Patients affected with Schnitzler syndrome manifest cardinal features of AIFS, but also have a monoclonal IgM gammopathy associated with a kappa light-chain in over 98% of cases
[35], suggesting that B cells could play a role. To determine whether B cells exhibit shared clonality, deep sequencing of the immunoglobulin variable region genes from Schnitzler syndrome patients has been performed, allowing characterization of the immunoglobulin variable region gene usage, and the length and amino acid composition of the third hypervriable regions
[36]. The investigators found evidence of various degrees of B cell clonality in each individual case. However, they could not document shared B cell clonality among all the patients studied. This research suggests that the adaptive branch of the immune system plays a role in this autoinflammatory condition. However, since the investigators undertook sequencing of immunoglobulin genes of peripheral blood B cells, it is likely that resident B cell clones present in the bone marrow or secondary lymphoid organs have been missed. Further longitudinal studies of resident B cell clones in these patients could provide insight into the role of B cells in Schnitzler syndrome.
Inflammatory bone disorders are characterized by production of pro-inflammatory cytokines and a variety of danger-associated molecular patterns (DAMPs), such as purine metabolites and fatty acids
[37]. It is possible that autoinflammation plays a role in systemic bone loss associated with various rheumatic and musculoskeletal diseases, potentially leading to osteoporosis and fragility fractures. In support of this view, B lymphocytes have the potential to engage in multi-directional cross-talk with cells of the skeletal system, including osteocytes, osteoclasts and osteoblasts
[38]. For example, osteoprotegerin produced by B cells is key in regulating bone remodeling mediated by the RANK-RANK-L pair (
Figure 1). Given the tight relationships between B lymphocytes and the skeletal system, the role of B cells in autoinflammation in bone disorders deserves further consideration.
Figure 1. B cell cytokine-mediated pro-inflammatory pathways that act on innate immunity.

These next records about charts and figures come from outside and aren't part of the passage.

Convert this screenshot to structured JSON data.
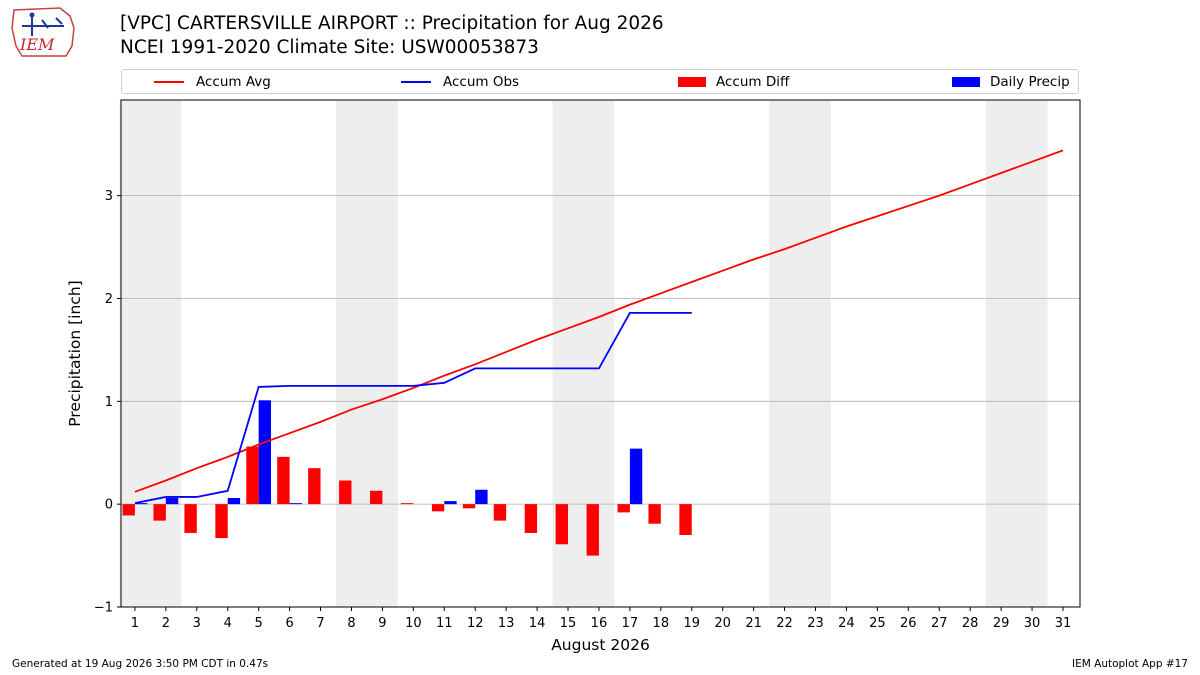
{
  "header": {
    "title_line1": "[VPC] CARTERSVILLE AIRPORT :: Precipitation for Aug 2026",
    "title_line2": "NCEI 1991-2020 Climate Site: USW00053873"
  },
  "logo": {
    "text": "IEM"
  },
  "legend": {
    "accum_avg": "Accum Avg",
    "accum_obs": "Accum Obs",
    "accum_diff": "Accum Diff",
    "daily_precip": "Daily Precip"
  },
  "footer": {
    "generated": "Generated at 19 Aug 2026 3:50 PM CDT in 0.47s",
    "app": "IEM Autoplot App #17"
  },
  "chart_data": {
    "type": "bar",
    "xlabel": "August 2026",
    "ylabel": "Precipitation [inch]",
    "ylim": [
      -1,
      3.93
    ],
    "xlim": [
      0.55,
      31.55
    ],
    "yticks": [
      -1,
      0,
      1,
      2,
      3
    ],
    "ytick_labels": [
      "−1",
      "0",
      "1",
      "2",
      "3"
    ],
    "days": [
      1,
      2,
      3,
      4,
      5,
      6,
      7,
      8,
      9,
      10,
      11,
      12,
      13,
      14,
      15,
      16,
      17,
      18,
      19,
      20,
      21,
      22,
      23,
      24,
      25,
      26,
      27,
      28,
      29,
      30,
      31
    ],
    "grid": "horizontal",
    "weekend_shading": [
      [
        1,
        2
      ],
      [
        8,
        9
      ],
      [
        15,
        16
      ],
      [
        22,
        23
      ],
      [
        29,
        30
      ]
    ],
    "colors": {
      "avg": "#ff0000",
      "obs": "#0000ff",
      "diff": "#ff0000",
      "precip": "#0000ff",
      "shade": "#eeeeee",
      "grid": "#b0b0b0"
    },
    "series": [
      {
        "name": "Accum Avg",
        "kind": "line",
        "values": [
          0.12,
          0.23,
          0.35,
          0.46,
          0.58,
          0.69,
          0.8,
          0.92,
          1.02,
          1.13,
          1.25,
          1.36,
          1.48,
          1.6,
          1.71,
          1.82,
          1.94,
          2.05,
          2.16,
          2.27,
          2.38,
          2.48,
          2.59,
          2.7,
          2.8,
          2.9,
          3.0,
          3.11,
          3.22,
          3.33,
          3.44
        ]
      },
      {
        "name": "Accum Obs",
        "kind": "line",
        "values": [
          0.01,
          0.07,
          0.07,
          0.13,
          1.14,
          1.15,
          1.15,
          1.15,
          1.15,
          1.15,
          1.18,
          1.32,
          1.32,
          1.32,
          1.32,
          1.32,
          1.86,
          1.86,
          1.86
        ]
      },
      {
        "name": "Accum Diff",
        "kind": "bar",
        "values": [
          -0.11,
          -0.16,
          -0.28,
          -0.33,
          0.56,
          0.46,
          0.35,
          0.23,
          0.13,
          0.01,
          -0.07,
          -0.04,
          -0.16,
          -0.28,
          -0.39,
          -0.5,
          -0.08,
          -0.19,
          -0.3
        ]
      },
      {
        "name": "Daily Precip",
        "kind": "bar",
        "values": [
          0.01,
          0.06,
          0.0,
          0.06,
          1.01,
          0.01,
          0.0,
          0.0,
          0.0,
          0.0,
          0.03,
          0.14,
          0.0,
          0.0,
          0.0,
          0.0,
          0.54,
          0.0,
          0.0
        ]
      }
    ]
  }
}
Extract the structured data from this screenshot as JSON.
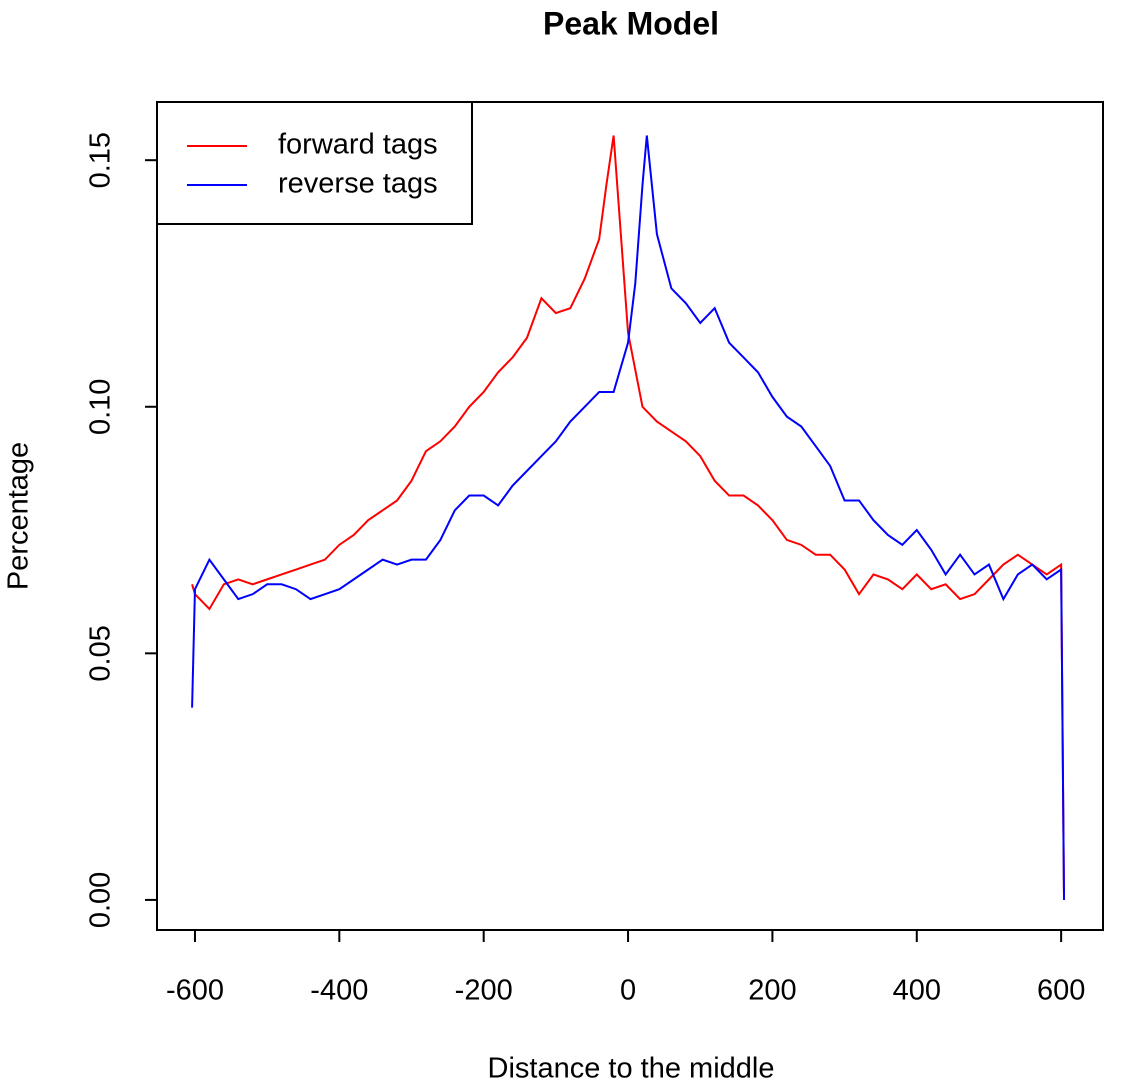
{
  "chart_data": {
    "type": "line",
    "title": "Peak Model",
    "xlabel": "Distance to the middle",
    "ylabel": "Percentage",
    "xlim": [
      -652.6,
      658
    ],
    "ylim": [
      -0.0061,
      0.1618
    ],
    "xticks": [
      -600,
      -400,
      -200,
      0,
      200,
      400,
      600
    ],
    "yticks": [
      {
        "value": 0,
        "label": "0.00"
      },
      {
        "value": 0.05,
        "label": "0.05"
      },
      {
        "value": 0.1,
        "label": "0.10"
      },
      {
        "value": 0.15,
        "label": "0.15"
      }
    ],
    "legend": "top-left",
    "series": [
      {
        "name": "forward tags",
        "color": "#ff0000",
        "x": [
          -604,
          -600,
          -580,
          -560,
          -540,
          -520,
          -500,
          -480,
          -460,
          -440,
          -420,
          -400,
          -380,
          -360,
          -340,
          -320,
          -300,
          -280,
          -260,
          -240,
          -220,
          -200,
          -180,
          -160,
          -140,
          -120,
          -100,
          -80,
          -60,
          -40,
          -30,
          -20,
          -10,
          0,
          20,
          40,
          60,
          80,
          100,
          120,
          140,
          160,
          180,
          200,
          220,
          240,
          260,
          280,
          300,
          320,
          340,
          360,
          380,
          400,
          420,
          440,
          460,
          480,
          500,
          520,
          540,
          560,
          580,
          600,
          604
        ],
        "values": [
          0.064,
          0.062,
          0.059,
          0.064,
          0.065,
          0.064,
          0.065,
          0.066,
          0.067,
          0.068,
          0.069,
          0.072,
          0.074,
          0.077,
          0.079,
          0.081,
          0.085,
          0.091,
          0.093,
          0.096,
          0.1,
          0.103,
          0.107,
          0.11,
          0.114,
          0.122,
          0.119,
          0.12,
          0.126,
          0.134,
          0.145,
          0.155,
          0.135,
          0.115,
          0.1,
          0.097,
          0.095,
          0.093,
          0.09,
          0.085,
          0.082,
          0.082,
          0.08,
          0.077,
          0.073,
          0.072,
          0.07,
          0.07,
          0.067,
          0.062,
          0.066,
          0.065,
          0.063,
          0.066,
          0.063,
          0.064,
          0.061,
          0.062,
          0.065,
          0.068,
          0.07,
          0.068,
          0.066,
          0.068,
          0.0
        ]
      },
      {
        "name": "reverse tags",
        "color": "#0000ff",
        "x": [
          -604,
          -600,
          -580,
          -560,
          -540,
          -520,
          -500,
          -480,
          -460,
          -440,
          -420,
          -400,
          -380,
          -360,
          -340,
          -320,
          -300,
          -280,
          -260,
          -240,
          -220,
          -200,
          -180,
          -160,
          -140,
          -120,
          -100,
          -80,
          -60,
          -40,
          -20,
          0,
          10,
          20,
          26,
          40,
          60,
          80,
          100,
          120,
          140,
          160,
          180,
          200,
          220,
          240,
          260,
          280,
          300,
          320,
          340,
          360,
          380,
          400,
          420,
          440,
          460,
          480,
          500,
          520,
          540,
          560,
          580,
          600,
          604
        ],
        "values": [
          0.039,
          0.063,
          0.069,
          0.065,
          0.061,
          0.062,
          0.064,
          0.064,
          0.063,
          0.061,
          0.062,
          0.063,
          0.065,
          0.067,
          0.069,
          0.068,
          0.069,
          0.069,
          0.073,
          0.079,
          0.082,
          0.082,
          0.08,
          0.084,
          0.087,
          0.09,
          0.093,
          0.097,
          0.1,
          0.103,
          0.103,
          0.113,
          0.125,
          0.145,
          0.155,
          0.135,
          0.124,
          0.121,
          0.117,
          0.12,
          0.113,
          0.11,
          0.107,
          0.102,
          0.098,
          0.096,
          0.092,
          0.088,
          0.081,
          0.081,
          0.077,
          0.074,
          0.072,
          0.075,
          0.071,
          0.066,
          0.07,
          0.066,
          0.068,
          0.061,
          0.066,
          0.068,
          0.065,
          0.067,
          0.0
        ]
      }
    ]
  }
}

B cells can exert multiple immune activities that promote inflammatory processes by producing cytokines that act on immune cells that mediate inflammation, such as macrophages and natural killer cells. Through their interactions with the skeletal system, they can promote bone erosion 46. In the central nervous system, their potential to secrete inflammatory cytokines can aggravate neuroinflammation.
Behçet’s disease (BD) is an auto-inflammatory vasculitis that affects predominantly the mucosa, skin and eyes
[39]. In addition to elevated serum cytokine levels, such as IL-1β, TNF-α, and IL-18, there is a distorted expression of toll-like receptors (TLR). Cells that express these receptors can recognize conserved motifs present on pathogens, termed pathogen-associated molecular patterns (PAMPs) and DAMPs, which lead to activation of a signaling cascade that culminates in production of pro-inflammatory cytokines, including TNF-α
[37]. A recent study of TLR expression in Behçet’s disease revealed deregulated expression of different cell subsets, including monocytes, granulocytes and T cells
[40]. In addition, TLR1 and TLR2, TLR4 and TLR5 were abnormally expressed on B cells, suggesting that B cells contribute to the prominent inflammatory response in this disease. Further mechanistic studies are required to determine the B cell subsets overexpressing TLRs in Behçet’s disease.